Don’t expect chatbots to learn from their mistakes.

It was the political consultant Kellyanne Conway who coined the phrase ‘alternative facts’. Her response to press questions about the attendance at Donald Trump’s inauguration was unlikely premeditated, yet it came to define what became known as a ‘post truth era’ – a period of several years where falsehoods were presented as truth. Some say that era is over. They are wrong. Rather than abolishing ‘alternative facts’, we have mechanized them. Today’s most prolific liars are more likely to be algorithms than people.

Asking ChatGPT to profile oneself is the pastime du jour. The results differ. Some are comic. Others are tragic. Where they vary little is in the level of accuracy. Most are wrought with factual errors. The concern is that too many are willing to believe them. My wife Tavinder died of cancer four years ago. I and both my sons, Vineet and Tarun, remain devastated by our loss. My biography is trivially searchable. Yet ChatGPT ignores it. Instead, on separate prompts, it invented two alternative wives for me.

There are few crueler biographical errors than erasing the memory of a real person and replacing her with a work of fiction. Yet such despicable inaccuracies are far from rare: chatbots make crushing mistakes frequently. Their blunders are airily brushed off by their developers as ‘works in progress’. That might be the most fundamental falsehood of all.

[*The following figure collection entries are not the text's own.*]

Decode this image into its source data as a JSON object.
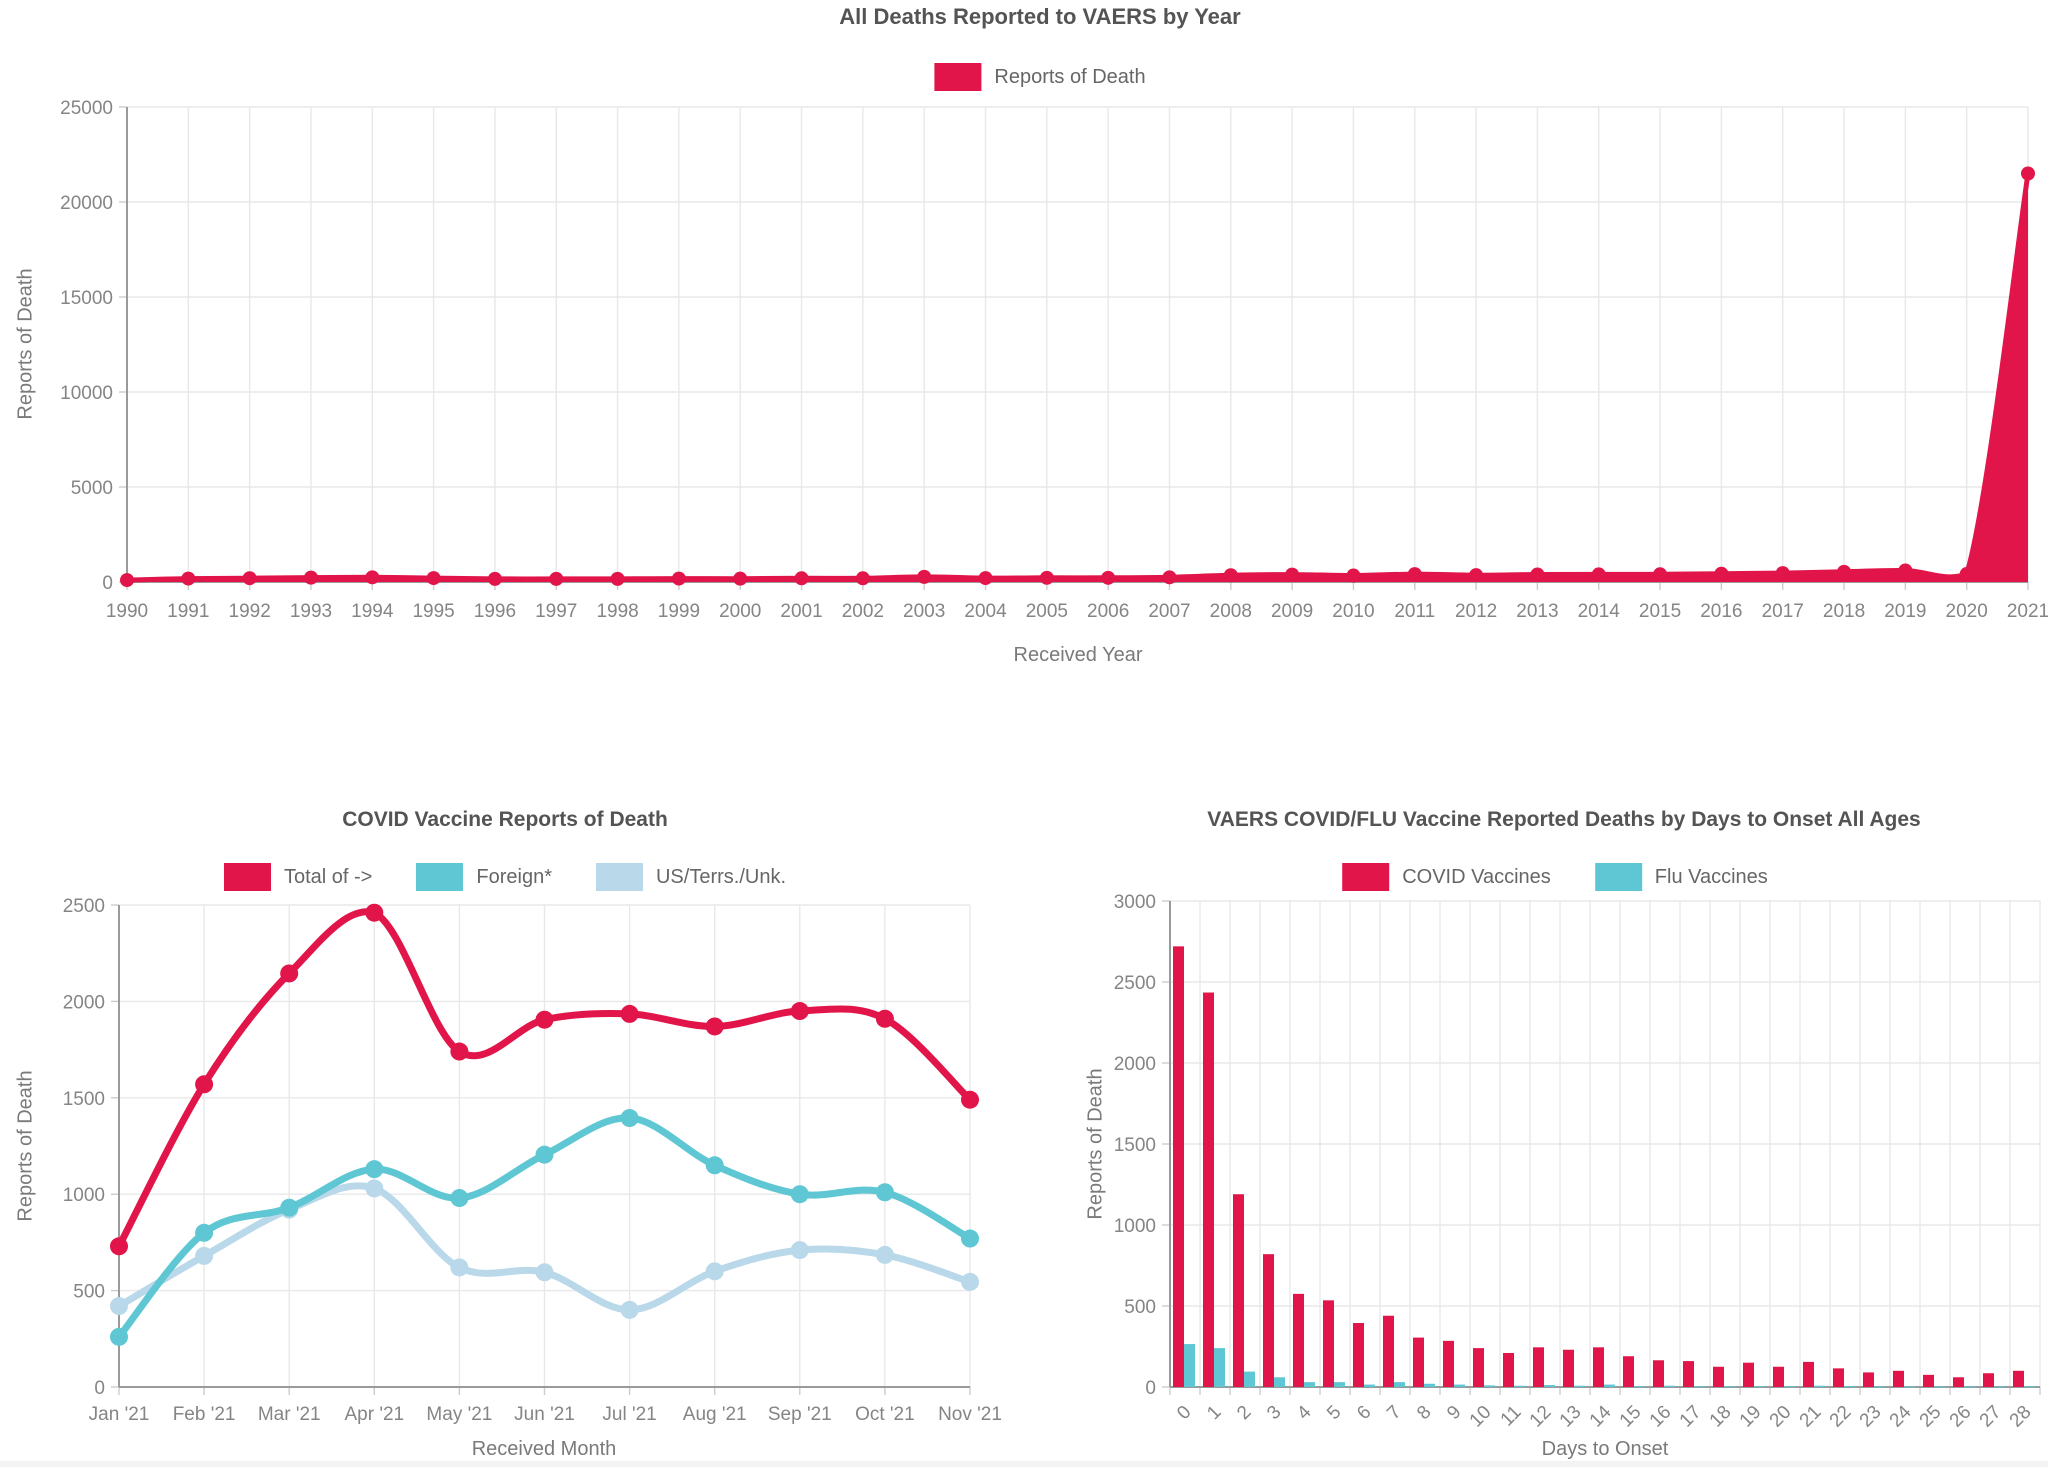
{
  "page": {
    "background": "#ffffff"
  },
  "colors": {
    "red": "#E11549",
    "teal": "#5EC7D3",
    "light_blue": "#B9D8E9",
    "grid": "#e8e8e8",
    "axis_line": "#9a9a9a",
    "tick": "#cccccc",
    "tick_label": "#858585"
  },
  "chart_data": [
    {
      "id": "deaths_by_year",
      "type": "area",
      "title": "All Deaths Reported to VAERS by Year",
      "x_title": "Received Year",
      "y_title": "Reports of Death",
      "legend": [
        {
          "label": "Reports of Death",
          "color": "#E11549"
        }
      ],
      "categories": [
        "1990",
        "1991",
        "1992",
        "1993",
        "1994",
        "1995",
        "1996",
        "1997",
        "1998",
        "1999",
        "2000",
        "2001",
        "2002",
        "2003",
        "2004",
        "2005",
        "2006",
        "2007",
        "2008",
        "2009",
        "2010",
        "2011",
        "2012",
        "2013",
        "2014",
        "2015",
        "2016",
        "2017",
        "2018",
        "2019",
        "2020",
        "2021"
      ],
      "series": [
        {
          "name": "Reports of Death",
          "color": "#E11549",
          "fill": true,
          "values": [
            100,
            180,
            200,
            230,
            245,
            205,
            165,
            165,
            165,
            180,
            175,
            195,
            195,
            270,
            205,
            220,
            220,
            245,
            355,
            390,
            340,
            415,
            360,
            395,
            400,
            405,
            435,
            470,
            535,
            605,
            420,
            21500
          ]
        }
      ],
      "y_ticks": [
        0,
        5000,
        10000,
        15000,
        20000,
        25000
      ],
      "ylim": [
        0,
        25000
      ],
      "grid": true,
      "legend_position": "top"
    },
    {
      "id": "covid_monthly",
      "type": "line",
      "title": "COVID Vaccine Reports of Death",
      "x_title": "Received Month",
      "y_title": "Reports of Death",
      "legend": [
        {
          "label": "Total of ->",
          "color": "#E11549"
        },
        {
          "label": "Foreign*",
          "color": "#5EC7D3"
        },
        {
          "label": "US/Terrs./Unk.",
          "color": "#B9D8E9"
        }
      ],
      "categories": [
        "Jan '21",
        "Feb '21",
        "Mar '21",
        "Apr '21",
        "May '21",
        "Jun '21",
        "Jul '21",
        "Aug '21",
        "Sep '21",
        "Oct '21",
        "Nov '21"
      ],
      "series": [
        {
          "name": "Total of ->",
          "color": "#E11549",
          "fill": false,
          "values": [
            730,
            1570,
            2145,
            2460,
            1740,
            1905,
            1935,
            1870,
            1950,
            1910,
            1490
          ]
        },
        {
          "name": "Foreign*",
          "color": "#5EC7D3",
          "fill": false,
          "values": [
            260,
            800,
            930,
            1130,
            980,
            1205,
            1395,
            1150,
            1000,
            1010,
            770
          ]
        },
        {
          "name": "US/Terrs./Unk.",
          "color": "#B9D8E9",
          "fill": false,
          "values": [
            420,
            680,
            920,
            1030,
            620,
            595,
            400,
            600,
            710,
            685,
            545
          ]
        }
      ],
      "y_ticks": [
        0,
        500,
        1000,
        1500,
        2000,
        2500
      ],
      "ylim": [
        0,
        2500
      ],
      "grid": true,
      "legend_position": "top"
    },
    {
      "id": "days_to_onset",
      "type": "bar",
      "title": "VAERS COVID/FLU Vaccine Reported Deaths by Days to Onset All Ages",
      "x_title": "Days to Onset",
      "y_title": "Reports of Death",
      "legend": [
        {
          "label": "COVID Vaccines",
          "color": "#E11549"
        },
        {
          "label": "Flu Vaccines",
          "color": "#5EC7D3"
        }
      ],
      "categories": [
        "0",
        "1",
        "2",
        "3",
        "4",
        "5",
        "6",
        "7",
        "8",
        "9",
        "10",
        "11",
        "12",
        "13",
        "14",
        "15",
        "16",
        "17",
        "18",
        "19",
        "20",
        "21",
        "22",
        "23",
        "24",
        "25",
        "26",
        "27",
        "28"
      ],
      "series": [
        {
          "name": "COVID Vaccines",
          "color": "#E11549",
          "values": [
            2720,
            2435,
            1190,
            820,
            575,
            535,
            395,
            440,
            305,
            285,
            240,
            210,
            245,
            230,
            245,
            190,
            165,
            160,
            125,
            150,
            125,
            155,
            115,
            90,
            100,
            75,
            60,
            85,
            100
          ]
        },
        {
          "name": "Flu Vaccines",
          "color": "#5EC7D3",
          "values": [
            265,
            240,
            95,
            60,
            30,
            30,
            15,
            30,
            20,
            15,
            10,
            8,
            12,
            8,
            15,
            5,
            8,
            5,
            5,
            5,
            5,
            8,
            5,
            3,
            3,
            3,
            3,
            3,
            5
          ]
        }
      ],
      "y_ticks": [
        0,
        500,
        1000,
        1500,
        2000,
        2500,
        3000
      ],
      "ylim": [
        0,
        3000
      ],
      "grid": true,
      "legend_position": "top",
      "x_tick_rotation": -45
    }
  ]
}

Even the bot itself can be more honest about its flaws than its developers, who persist in the mantra that it will improve over time. Tech watchers are wise to be skeptical. When I asked ChatGPT to explore “its flaws in the style of Vivek Wadhwa” this was one of its many admissions: “An essential aspect of human intelligence is the ability to recognize and rectify mistakes. Unfortunately, ChatGPT lacks the capacity for self-correction, leading to a lack of accountability. When faced with inaccurate or misleading responses, the model fails to acknowledge its errors or take corrective actions. This can perpetuate misinformation and hinder the learning and improvement processes that are vital for AI systems.”

At least it got that right. Whatever our flaws, humans are generally competent at self-correction. Parents have told children since time immemorial that it is okay to make mistakes if you learn from them. One’s mistakes, to a great degree, maketh the man. The deep flaw with machine learning is that it is designed to mimic the way the human brain’s neural network functions – but does so in a profoundly limited and imperfect way.

Deep learning systems have billions of parameters, which their own developers can identify only in terms of their locations within a complex neural network. They are the ultimate ‘black box’ – once unleashed their outputs are hard to analyze, even by their inventors. Once a neural network is trained, even its designer is unclear about how it does what it does. This makes it difficult to reverse engineer. Frankenstein is an aged fable with modern application.

ChatGPT is already at large. Some businesses that began by ‘experimenting’ with ChatGPT now use it, often unchecked, to save on labour costs. Yet it is a technology without regulatory guardrails, in critical need of human chaperones. The psychologist and AI researcher Gary Marcus notes that if you ask a chatbot to explain why crushed porcelain is good in breast milk, it might tell you that “it can provide the infant with the nutrients they need to help grow and develop”. Such ridiculous myths would be amusing were humans guaranteed to disbelieve them. Yet as the ‘post-truth era’ revealed, people are prone to accept deceits if they are presented with sufficient confidence.

ChatGPT delivers, in fluent and convincing prose, truths riddled with lies. Many people will enjoy mocking its output. Yet the evidence suggests that all too many more will unquestioningly believe it.